Cette année encore pour Yom HaShoah j’étais à Roglit (en Israël), au Mémorial de la Déportation des Juifs de France, érigé par Béate et Serge Klarsfeld en 1981.

Comme chaque année, Aloumim l’Association des Enfants Cachés en France pendant la Shoah a organisé la Cérémonie du Souvenir qui débute par l’allumage de la flamme, à la mémoire de nos familles assassinées.

Cette cérémonie a lieu dans les deux langues français et hébreu.
Elle réunit les « Grands Enfants Cachés » qui viennent de tout le pays, accompagnés souvent de leurs petits enfants pour beaucoup en uniforme de l’Armée et les enfants des écoles qui ont travaillé sur le sujet de la Shoah en France, très méconnu en Israël et dont un prix récompensera la classe qui a effectué le meilleur travail sur le sujet.

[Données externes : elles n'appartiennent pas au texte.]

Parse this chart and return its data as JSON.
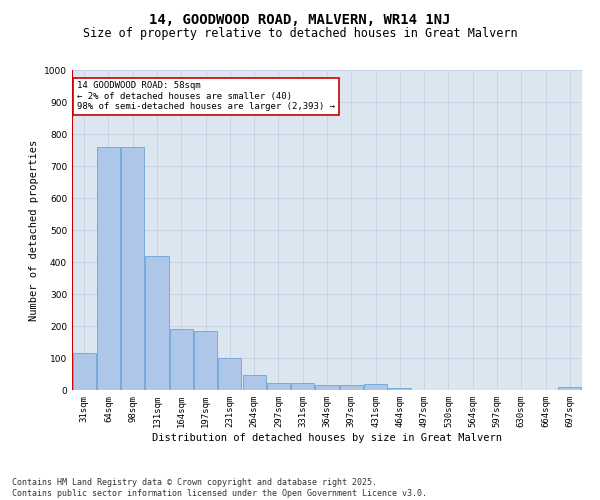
{
  "title": "14, GOODWOOD ROAD, MALVERN, WR14 1NJ",
  "subtitle": "Size of property relative to detached houses in Great Malvern",
  "xlabel": "Distribution of detached houses by size in Great Malvern",
  "ylabel": "Number of detached properties",
  "categories": [
    "31sqm",
    "64sqm",
    "98sqm",
    "131sqm",
    "164sqm",
    "197sqm",
    "231sqm",
    "264sqm",
    "297sqm",
    "331sqm",
    "364sqm",
    "397sqm",
    "431sqm",
    "464sqm",
    "497sqm",
    "530sqm",
    "564sqm",
    "597sqm",
    "630sqm",
    "664sqm",
    "697sqm"
  ],
  "values": [
    115,
    760,
    760,
    420,
    190,
    185,
    100,
    48,
    22,
    22,
    15,
    15,
    20,
    5,
    0,
    0,
    0,
    0,
    0,
    0,
    8
  ],
  "bar_color": "#aec6e8",
  "bar_edge_color": "#5b9bd5",
  "highlight_line_color": "#cc0000",
  "annotation_text": "14 GOODWOOD ROAD: 58sqm\n← 2% of detached houses are smaller (40)\n98% of semi-detached houses are larger (2,393) →",
  "annotation_box_color": "#ffffff",
  "annotation_box_edge_color": "#cc0000",
  "ylim": [
    0,
    1000
  ],
  "yticks": [
    0,
    100,
    200,
    300,
    400,
    500,
    600,
    700,
    800,
    900,
    1000
  ],
  "grid_color": "#c8d4e3",
  "background_color": "#dce6f0",
  "footer_line1": "Contains HM Land Registry data © Crown copyright and database right 2025.",
  "footer_line2": "Contains public sector information licensed under the Open Government Licence v3.0.",
  "title_fontsize": 10,
  "subtitle_fontsize": 8.5,
  "axis_label_fontsize": 7.5,
  "tick_fontsize": 6.5,
  "annotation_fontsize": 6.5,
  "footer_fontsize": 6
}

Des adolescents lisent dans les deux langues des poésies écrites par des déportés, cette année, il s’agissait d’un texte magnifique écrit par Marianne Kohn « Je trahirai demain ».

Flute, clarinette poésies lues par leurs auteurs, ou récit personnel d’une histoire vécue sont les moments de partage entre nous, mais pas seulement.

Depuis maintenant huit ans, Nicole Guedj, présidente de la Fondation France-Israël emmène une délégation de petits-enfants des Justes parmi les Nations dont les grand-parents ont sauvé des Juifs pendant la guerre.

Ces ados viennent en Israël pour la première fois, leurs pensées bourrées des idées véhiculées en France par les médias et la propagande dont ils sont abreuvés sans cesse.

Ils sont émerveillés par ce qu’ils découvrent ici et l’accueil qui leur est réservé.

Grâce à Israël, ils apprennent le rôle joué par leurs grands-parents, souvent inconnu dans leurs familles.

Cette année une juive de 87 ans a embrassé la petite fille dont les grands-parents avaient sauvé sa vie et pour qui cette jeune fille a allumé une bougie dans l’Allée des Justes à Yad Vashem.

Nous finissons par les prières de circonstance et notre hymne national la HaTikva.

Yom  HaZikaron

Cette semaine, nous nous préparons à commémorer les soldats tués au combat pour la défense de notre pays ainsi que les victimes du terrorisme palestinien.

Nous aurons les sirènes et nous nous immobiliserons à nouveau dans les rues.

Mais nous ne resterons pas dans le deuil et les larmes !

Le soir venu, quand les étoiles auront apparu dans le ciel d’Israël, nous célébrerons Yom HaAtsmaout, la fête de l’Indépendance de notre pays retrouvé.

Le peuple juif de retour sur sa terre ancestrale, vivra avec joie, force et ferveur la fin de cet exil de plus de 2000 ans.

Car enfin je suis/nous sommes de retour à la maison.

Toutes les résolutions Unesco du monde, appuyées par la France le pays d’où je viens qui trahit, lui ses juifs une fois encore, n’arrêteront pas la marche de notre histoire en mouvement, passé, présent et futur.